The recent fiasco at Dhaka University (DU), involving a tussle between Chhatra League (BCL) and the protesters against sexual assault, stems from a grossly wrong-headed and reckless administrative decision. It all began when Dhaka University took over the responsibility of seven major colleges in Dhaka from the National University (NU).
According to multiple media reports, the mutual animosity between a former VC, AAMS Arefin Siddique, and a former Pro-VC of DU, who happens to be the VC of NU, might have motivated the former to push for the change.
In spite of the remarkable progress that the National University had made in crushing its notorious session-jams, the education ministry conceded to Siddique's persistence. In the months since, a prolonged, chaotic and extemporaneous transition process has ensued.
Meanwhile, the former VC of DU had to step down, as the government decided to replace him with Mohammad Akhtaruzzaman, widely seen as supported by the ex- VC's opponents.
While Akhtaruzzaman has so far refrained from openly criticising his predecessor and former boss, the new administration admittedly hinted that it did not have adequate preparation to take on the responsibility of these seven colleges, whose size of students are five times that of Dhaka University.
Both the students of these seven colleges and Dhaka University opposed and protested the move, albeit for different reasons. The students of the seven colleges saw their education get plunged into an unending chaos, while academic operations in the other colleges around the country were running smoothly. The students of the 2014-15 session of these colleges, for example, are yet to get their results, although they had taken their exam a year ago.
They often took to the streets to express their frustration. In one such protest rally in July last year, Siddiqur Rahman, a student of Titumir College, lost his vision when police threw a tear-gas canister. Instead of addressing the outcry over the brutality, the police filed a case against an unspecified number of student protesters. The withdrawal of this case has been included in the students' list of demands, which no one cares to meet.
On the other hand, Dhaka University students protested the move as they believe that the affiliation would further strain their already overburdened, understaffed and overstretched university. They were also concerned over what they saw as a growing assimilation of the students of these colleges into their university. For example, the fact that the admission process of new students of these seven colleges—32,000 in total—was carried out on DU's campus unsettled its own students.
And the Chhatra League cashed in on this. As detailed in a report by this newspaper on January 30, the leaders of DU units of BCL initially supported and encouraged the students who had arranged a protest rally on January 11, demanding the affiliation process be cancelled. However, the university authorities dodged the protesters and talked directly to BCL leaders, whom they believed were pulling the strings, and asked them to douse the flames. Accordingly, the BCL leaders tried to persuade the protesters to call off their demonstration by saying that the VC would resolve the issue.
Unconvinced, the students decided to continue their protests and staged a sit-in five days later in front of the VC's office—this time without any backing from BCL. Around half an hour later, after having been summoned by the VC, a few hundred BCL activists, led by its top leaders, appeared at the spot and asked the protesters to stop their demonstration. As the two parties engaged in a scuffle, BCL activists hurled abuses at the female demonstrators and had even sexually assaulted them. In the end, the demonstration was foiled, and the university authorities lodged a case against the protesters.

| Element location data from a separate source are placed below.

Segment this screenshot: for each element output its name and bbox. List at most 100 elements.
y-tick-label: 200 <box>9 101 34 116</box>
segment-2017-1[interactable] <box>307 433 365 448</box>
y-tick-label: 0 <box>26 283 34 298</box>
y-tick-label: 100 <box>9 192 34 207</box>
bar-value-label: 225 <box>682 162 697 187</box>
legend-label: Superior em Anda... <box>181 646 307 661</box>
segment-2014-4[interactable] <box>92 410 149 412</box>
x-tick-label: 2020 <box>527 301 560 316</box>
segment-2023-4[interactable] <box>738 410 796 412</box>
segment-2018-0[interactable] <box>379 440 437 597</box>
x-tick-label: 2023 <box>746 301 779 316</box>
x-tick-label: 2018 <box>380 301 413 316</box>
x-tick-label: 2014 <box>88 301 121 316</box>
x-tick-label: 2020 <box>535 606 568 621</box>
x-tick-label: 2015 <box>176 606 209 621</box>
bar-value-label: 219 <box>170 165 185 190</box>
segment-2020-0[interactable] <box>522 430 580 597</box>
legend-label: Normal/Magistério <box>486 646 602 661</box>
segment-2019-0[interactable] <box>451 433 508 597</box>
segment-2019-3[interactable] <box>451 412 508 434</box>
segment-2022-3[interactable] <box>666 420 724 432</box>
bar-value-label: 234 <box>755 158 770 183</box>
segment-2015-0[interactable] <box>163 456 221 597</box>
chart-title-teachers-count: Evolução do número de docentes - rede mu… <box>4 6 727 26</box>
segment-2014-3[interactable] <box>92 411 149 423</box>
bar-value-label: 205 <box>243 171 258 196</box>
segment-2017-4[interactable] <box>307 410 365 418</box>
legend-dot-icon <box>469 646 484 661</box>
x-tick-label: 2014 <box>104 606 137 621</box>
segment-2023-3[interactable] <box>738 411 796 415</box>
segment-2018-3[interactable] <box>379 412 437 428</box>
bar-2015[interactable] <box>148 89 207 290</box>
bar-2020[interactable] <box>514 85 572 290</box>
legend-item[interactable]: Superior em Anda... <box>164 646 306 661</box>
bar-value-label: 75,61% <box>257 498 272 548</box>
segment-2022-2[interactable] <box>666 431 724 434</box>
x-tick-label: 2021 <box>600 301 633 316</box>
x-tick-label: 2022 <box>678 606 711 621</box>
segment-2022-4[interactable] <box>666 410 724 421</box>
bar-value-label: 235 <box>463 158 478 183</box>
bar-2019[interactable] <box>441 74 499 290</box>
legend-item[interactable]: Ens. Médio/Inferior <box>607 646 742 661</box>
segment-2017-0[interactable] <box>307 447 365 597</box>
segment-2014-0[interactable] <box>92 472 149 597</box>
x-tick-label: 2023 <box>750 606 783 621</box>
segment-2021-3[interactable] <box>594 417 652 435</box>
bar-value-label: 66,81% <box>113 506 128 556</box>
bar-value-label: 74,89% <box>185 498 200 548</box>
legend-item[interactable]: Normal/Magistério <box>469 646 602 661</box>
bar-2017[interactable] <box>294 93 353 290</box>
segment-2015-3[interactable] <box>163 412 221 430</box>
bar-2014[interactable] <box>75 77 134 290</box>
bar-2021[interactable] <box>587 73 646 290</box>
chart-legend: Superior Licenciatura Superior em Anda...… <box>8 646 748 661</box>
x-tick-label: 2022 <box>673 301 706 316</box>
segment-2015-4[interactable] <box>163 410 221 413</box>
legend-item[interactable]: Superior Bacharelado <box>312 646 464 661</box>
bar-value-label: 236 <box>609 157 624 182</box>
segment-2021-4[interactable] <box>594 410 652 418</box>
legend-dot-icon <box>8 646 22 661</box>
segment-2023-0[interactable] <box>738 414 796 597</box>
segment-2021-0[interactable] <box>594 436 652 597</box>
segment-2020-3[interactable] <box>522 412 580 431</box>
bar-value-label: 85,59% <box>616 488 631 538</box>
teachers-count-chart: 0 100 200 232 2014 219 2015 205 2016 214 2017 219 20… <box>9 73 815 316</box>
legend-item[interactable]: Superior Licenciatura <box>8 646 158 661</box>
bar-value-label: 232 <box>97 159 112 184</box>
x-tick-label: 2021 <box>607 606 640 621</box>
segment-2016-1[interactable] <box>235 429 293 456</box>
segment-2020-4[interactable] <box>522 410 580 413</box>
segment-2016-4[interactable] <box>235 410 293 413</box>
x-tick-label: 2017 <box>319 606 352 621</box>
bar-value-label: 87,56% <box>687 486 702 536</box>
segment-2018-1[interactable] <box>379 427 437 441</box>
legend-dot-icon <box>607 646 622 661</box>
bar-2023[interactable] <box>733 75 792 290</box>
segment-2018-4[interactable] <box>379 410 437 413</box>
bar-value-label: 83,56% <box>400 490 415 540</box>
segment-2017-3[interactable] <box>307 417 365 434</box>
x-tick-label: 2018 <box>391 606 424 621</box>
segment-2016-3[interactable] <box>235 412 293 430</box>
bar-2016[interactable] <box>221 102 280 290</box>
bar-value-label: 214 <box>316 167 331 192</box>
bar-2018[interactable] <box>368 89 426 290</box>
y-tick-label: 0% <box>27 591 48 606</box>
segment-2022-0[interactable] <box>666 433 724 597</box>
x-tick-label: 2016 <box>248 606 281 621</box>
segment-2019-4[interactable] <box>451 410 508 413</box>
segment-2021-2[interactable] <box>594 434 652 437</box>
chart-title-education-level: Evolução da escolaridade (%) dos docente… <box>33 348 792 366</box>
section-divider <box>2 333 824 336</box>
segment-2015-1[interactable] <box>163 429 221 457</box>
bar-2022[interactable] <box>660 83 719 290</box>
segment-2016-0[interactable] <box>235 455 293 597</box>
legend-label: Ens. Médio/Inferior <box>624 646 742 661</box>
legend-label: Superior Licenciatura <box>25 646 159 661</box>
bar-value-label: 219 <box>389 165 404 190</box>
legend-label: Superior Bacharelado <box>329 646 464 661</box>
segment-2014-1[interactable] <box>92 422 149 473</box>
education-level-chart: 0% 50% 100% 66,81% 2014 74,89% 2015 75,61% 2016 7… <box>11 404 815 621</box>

That is when the nature of the movement abruptly changed, with left-leaning organisations aligning themselves with the demonstrators. On January 23, the protesters again gathered in front of the VC's office with four new demands, including the resignation of the proctor, punishment of BCL activists who had assaulted the female protesters, and the withdrawal of the case lodged against the students. The left-leaning organisations brought a change in the initial demand of the protesters. Instead of demanding an outright cancellation of affiliation, they called on the DU authorities to “resolve” the ongoing crisis. That was a sensible change, on their part.
As the protesters broke into the VC's office and confined him, hundreds of BCL activists came to his “rescue”, reportedly, at his request.
Everyone knows the rest of the story. Protesters were outnumbered and forced to retreat. The following day, a bunch of front-page photos in this newspaper showed how female protesters were assaulted by the BCL's female activists.
For many on social media, the incident brought back memories of the infamous Shamsunnahar Hall tragedy in 2002, when activists of the then-ruling party affiliated Chhatra Dal and police stormed the hall and assaulted female protesters.
The entire episode showed how a petty internal strife among some influential teachers had a far-reaching consequence for tens of thousands of students. Interestingly, DU units of BCL thought that the demands raised by the general students were legitimate and, thus, supported them, but when the high-ups signalled their opposition, BCL could not maintain a shred of its integrity or independence. So, what's the point of having a student organisation that cannot determine its own position?
The whole saga is a reminder of the degraded and sorrowful state that our student politics is in today and of student political organisations whose position only overlaps that of their respective parent organisation, not that of students.
Nazmul Ahasan is a member of the editorial team at The Daily Star.